Tuesday, August 16, 2011

Vintage Metalworks and Foundry

The last time that I did any type of casting was 12 years ago in my high school shop class. Ever since then I have been trying to figure out on my own how to accomplish it at home.  The wait has finally paid off.

In an attempt to try and make a useful casting, I figure that the first project should be a relatively easy one.  With that in mind, I wanted to make a spacer to shorten the throw on my T-5 shifter.  I know…I could have machined it out of billet, but what fun would that have been?

First step was to make a mold.  I was originally going to make it out of one piece with a 3-4 degree draft angle on the sides.  I was then going to face both sides and drill the holes.  However, I could not come up with a good way to hold the final casting while I attempt to machine it.  So, I made a two piece mold with the parting line in the middle.  This allowed me to clamp on the widest part in both set-ups.  Before cutting the halves to size, I drilled for dowel pins to align each half.

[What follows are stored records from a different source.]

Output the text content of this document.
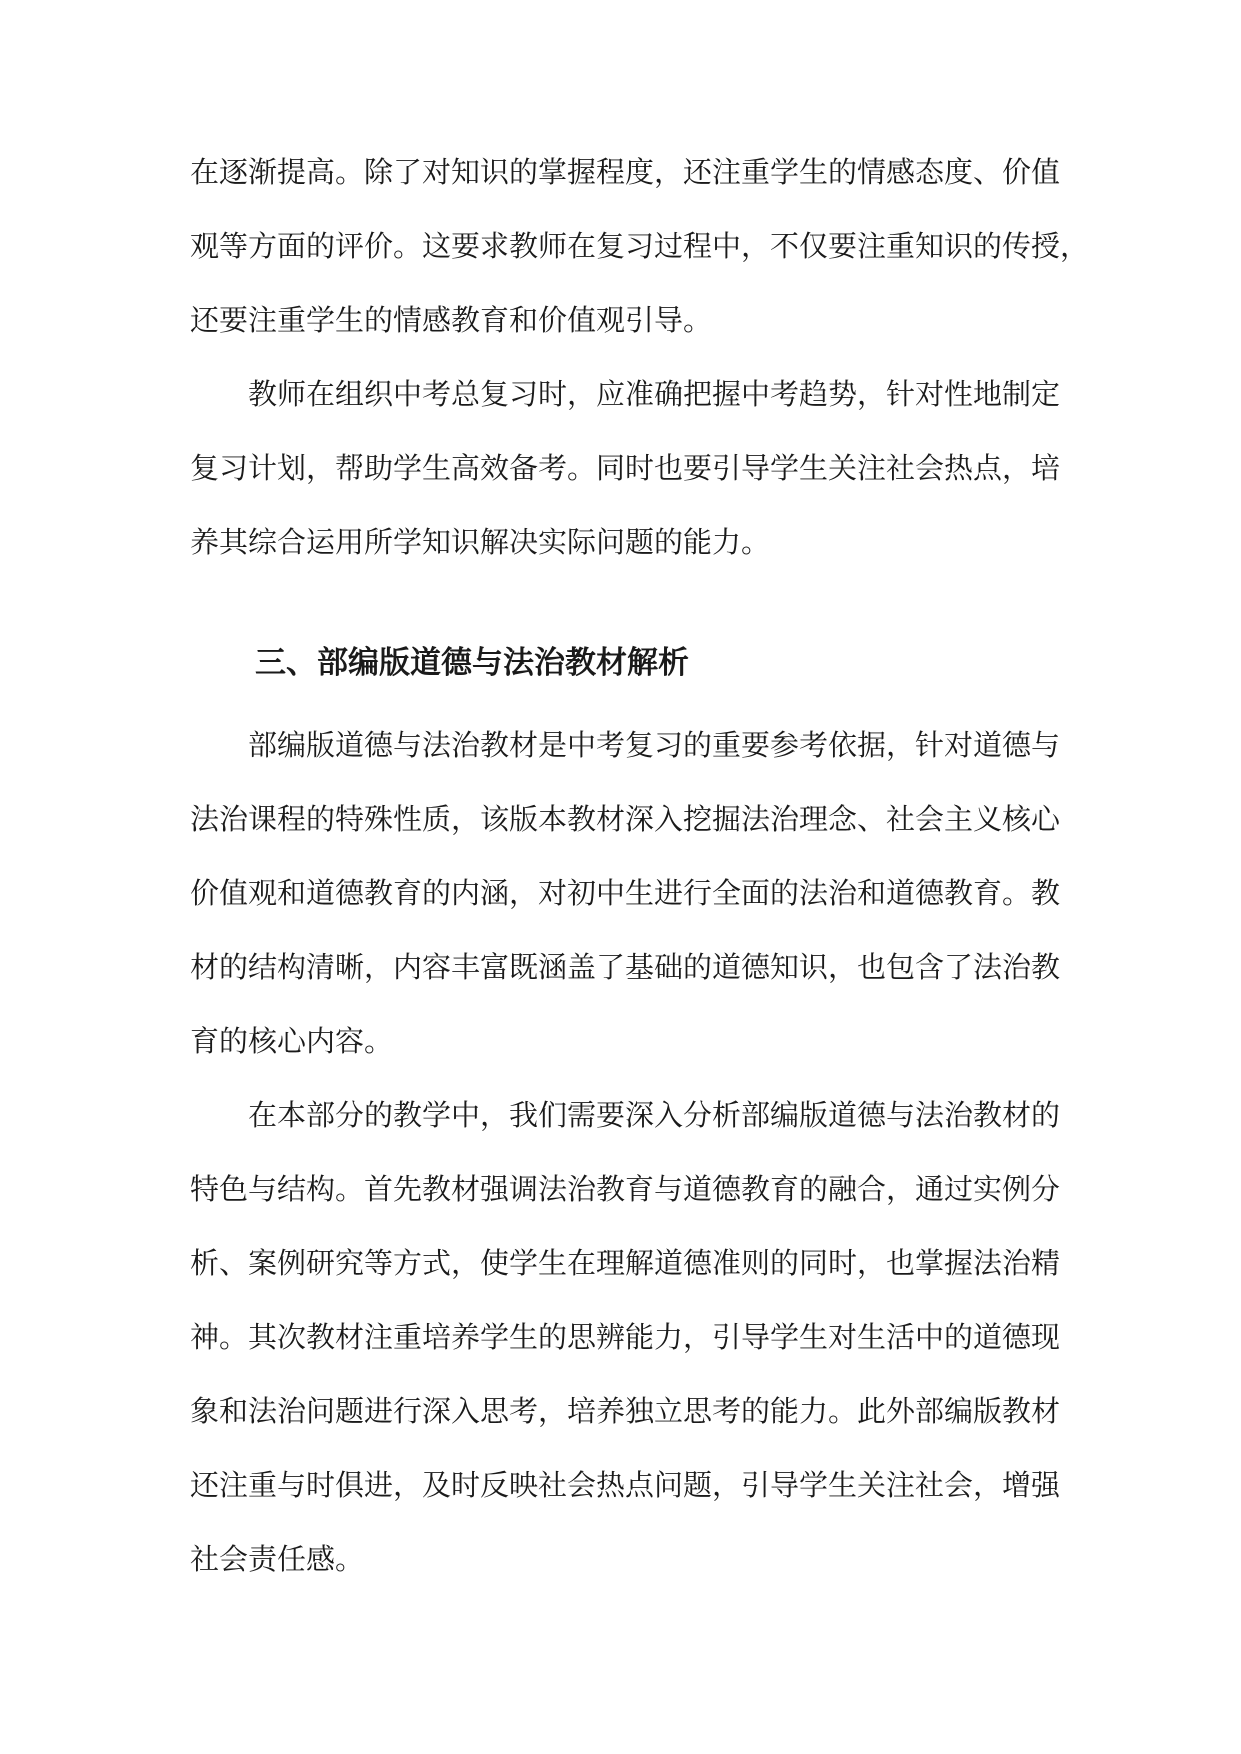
在逐渐提高。除了对知识的掌握程度，还注重学生的情感态度、价值
观等方面的评价。这要求教师在复习过程中，不仅要注重知识的传授，
还要注重学生的情感教育和价值观引导。
教师在组织中考总复习时，应准确把握中考趋势，针对性地制定
复习计划，帮助学生高效备考。同时也要引导学生关注社会热点，培
养其综合运用所学知识解决实际问题的能力。
三、部编版道德与法治教材解析
部编版道德与法治教材是中考复习的重要参考依据，针对道德与
法治课程的特殊性质，该版本教材深入挖掘法治理念、社会主义核心
价值观和道德教育的内涵，对初中生进行全面的法治和道德教育。教
材的结构清晰，内容丰富既涵盖了基础的道德知识，也包含了法治教
育的核心内容。
在本部分的教学中，我们需要深入分析部编版道德与法治教材的
特色与结构。首先教材强调法治教育与道德教育的融合，通过实例分
析、案例研究等方式，使学生在理解道德准则的同时，也掌握法治精
神。其次教材注重培养学生的思辨能力，引导学生对生活中的道德现
象和法治问题进行深入思考，培养独立思考的能力。此外部编版教材
还注重与时俱进，及时反映社会热点问题，引导学生关注社会，增强
社会责任感。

Since I did not have the recommend talcum power to use as a mold release, I used baby powder.  The problem with baby power is that absorbs moisture and clumps up.  I didn't really hurt anything in this particular case, but it didn't really seem to help either.  Now I know....

 i built the furnace several years ago.  It is a cut down 55 gallon drum  lined with fire brick.  There is a 2.5" tube near the bottom that I can force air into using a modified furnace blower.  It currently uses charcoal as fuel, Kingsford to be exact.  I takes about an hour to melt about 5 pounds of aluminum scrap.

Unfortunaley, I did not get any good pictures of the actual pour.  Here is the aftermath...

Ohh, just think of the possibilities!